Assessing the Expressive Eloquence of a SIMD ISA

In passing, I mentioned five aspects of computation: data formats, data storage, data flow, computational operations, and control flow. I am not really happy with this classification, because those categories are not sharply distinguished from one another. But they are the best I could come up with, so let me define my terminology in more detail.

SIMD Data Formats:
The data types and layouts that a SIMD ISA supports natively inside its vector registers. This covers differences like packed vs. unpacked vector elements, general vs. special purpose vector registers limited to specific data types, and so on. The simultaneous coexistence of elements of different types in the same vector register falls under this category as well, and is not a purely hypothetical thing. Stay tuned. :-)

SIMD Data Storage:
The data types and layouts that a SIMD ISA supports in main memory. This differs from internal data formats because of issues like address alignment restrictions, scatter/gather operation, masked vector loads/stores, loads/stores with format conversion, and so on.

SIMD Data Flow:
The facilities that a SIMD ISA offers to shuffle vector elements around internally. Existing ISAs rely on widely different concepts: shuffle instructions with invariant data flow (specified at compile time), permute instructions with variable data flow (specified at runtime), invariant shuffles implied in specific computational instructions, variable permutes implied in most any computational instruction, and so on.

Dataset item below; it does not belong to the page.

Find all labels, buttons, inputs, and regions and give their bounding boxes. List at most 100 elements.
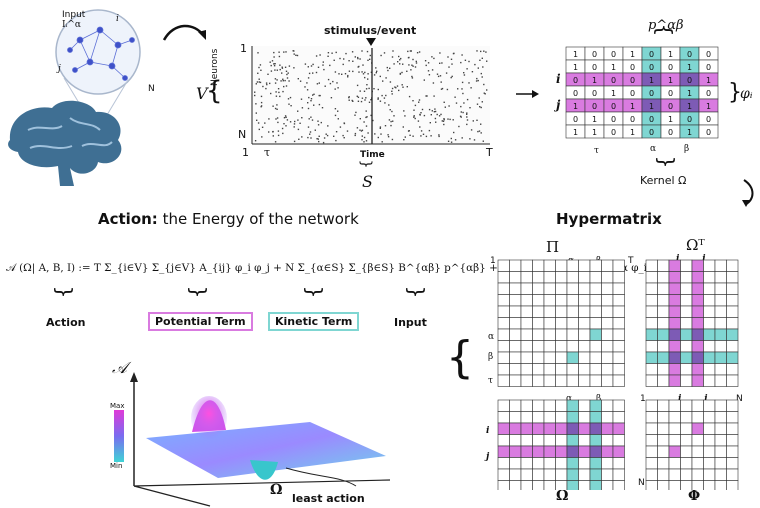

SIMD Computational Operations:
The set of computational primitives of a SIMD ISA. Naturally, most are straight forward generalizations of their scalar counterparts. But things get interesting when the SIMD environment allows or necessitates different solutions: e.g. a widening multiply can halve the number of vector elements rather than fill two destination registers with high and low part of the result. The various existing SIMD ISAs tend to differ significantly in this area.

SIMD Control Flow:
The facilities of a SIMD ISA to enable some form of conditional processing. Traditionally the major weak point of the SIMD concept. Usually there are vector wide compare instructions which produce a vector of boolean values, and ordinary branch instructions that can act on the condition codes of one whole vector. Element-wise conditionals can be emulated with a select operator based on the element-wise condition codes. Hypothetically, a special type of conditional permute instruction might enable efficient conditional processing in a SIMD environment. Stay tuned. :-)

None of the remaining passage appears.